For the first time, a new study has shown it is possible to use low-power lasers to spur stem cells in the body to make new tissue, in this case to regenerate dentin in teeth. The Harvard-led team says their work lays the foundation for a wealth of new clinical applications for healing wounds, regenerating bones and teeth, and more.
Senior author David J. Mooney, who is Robert P. Pinkas Family Professor of Bioengineering at the Harvard School of Engineering and Applied Sciences, and colleagues report their study in the journal Science Translational Medicine.
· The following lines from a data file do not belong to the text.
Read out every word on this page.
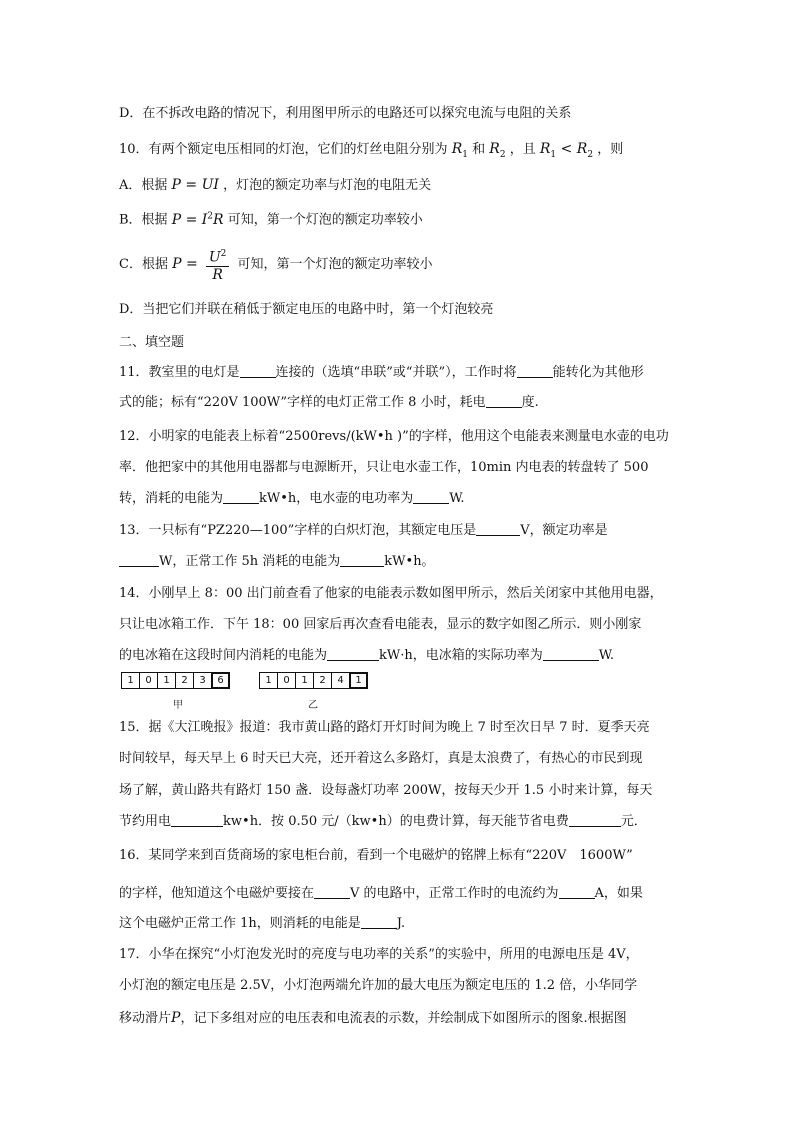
D．在不拆改电路的情况下，利用图甲所示的电路还可以探究电流与电阻的关系
10．有两个额定电压相同的灯泡，它们的灯丝电阻分别为 $R_1$ 和 $R_2$ ，且 $R_1 < R_2$ ，则
A．根据 P = UI ，灯泡的额定功率与灯泡的电阻无关
B．根据 $P = I^2R$ 可知，第一个灯泡的额定功率较小
C．根据 $P = \frac{U^2}{R}$ 可知，第一个灯泡的额定功率较小
D．当把它们并联在稍低于额定电压的电路中时，第一个灯泡较亮
二、填空题
11．教室里的电灯是	连接的（选填“串联”或“并联”），工作时将	能转化为其他形
式的能；标有“220V 100W”字样的电灯正常工作 8 小时，耗电	度.
12．小明家的电能表上标着“2500revs/(kW•h )”的字样，他用这个电能表来测量电水壶的电功
率．他把家中的其他用电器都与电源断开，只让电水壶工作，10min 内电表的转盘转了 500
转，消耗的电能为	kW•h，电水壶的电功率为	W.
13．一只标有“PZ220—100”字样的白炽灯泡，其额定电压是	V，额定功率是
W，正常工作 5h 消耗的电能为	kW•h。
14．小刚早上 8：00 出门前查看了他家的电能表示数如图甲所示，然后关闭家中其他用电器，
只让电冰箱工作．下午 18：00 回家后再次查看电能表，显示的数字如图乙所示．则小刚家
的电冰箱在这段时间内消耗的电能为	kW·h，电冰箱的实际功率为	W.
1	0	1	2	3	6
甲
1	0	1	2	4	1
乙
15．据《大江晚报》报道：我市黄山路的路灯开灯时间为晚上 7 时至次日早 7 时．夏季天亮
时间较早，每天早上 6 时天已大亮，还开着这么多路灯，真是太浪费了，有热心的市民到现
场了解，黄山路共有路灯 150 盏．设每盏灯功率 200W，按每天少开 1.5 小时来计算，每天
节约用电	kw•h．按 0.50 元/（kw•h）的电费计算，每天能节省电费	元．
16．某同学来到百货商场的家电柜台前，看到一个电磁炉的铭牌上标有“220V　1600W”
的字样，他知道这个电磁炉要接在	V 的电路中，正常工作时的电流约为	A，如果
这个电磁炉正常工作 1h，则消耗的电能是	J.
17．小华在探究“小灯泡发光时的亮度与电功率的关系”的实验中，所用的电源电压是 4V，
小灯泡的额定电压是 2.5V，小灯泡两端允许加的最大电压为额定电压的 1.2 倍，小华同学
移动滑片P，记下多组对应的电压表和电流表的示数，并绘制成下如图所示的图象.根据图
They describe not only how they used low-powered laser light to spur human dental stem cells to form dentin - the bone-hard tissue that makes up the bulk of teeth - but also the precise molecular mechanisms involved.
Currently, when using stem cells, scientists have to remove them from the body, work with them in the lab, and then put them back in the body. Translating the results of research using this approach to the clinic involves numerous hurdles - both regulatory and practical.
But the laser-based method the Harvard-led team is working on should be much easier to translate to the clinic, as Prof. Mooney explains:
"Our treatment modality does not introduce anything new to the body, and lasers are routinely used in medicine and dentistry, so the barriers to clinical translation are low. It would be a substantial advance in the field if we can regenerate teeth rather than replace them."
The work began when lead author and dentist Dr. Praveen Arany drilled holes in the molars of laboratory rats. Dr. Arany treated the tooth pulp that contains adult stem cells with low-dose laser light, sealed them with temporary caps and then just kept the animals comfortable and healthy and waited.
Twelve weeks later, when he examined the results using high-resolution X-ray imaging and microscopy, Dr. Arany, who is an Assistant Clinical Investigator at the National Institutes of Health (NIH), found the laser treatment had triggered dentin formation.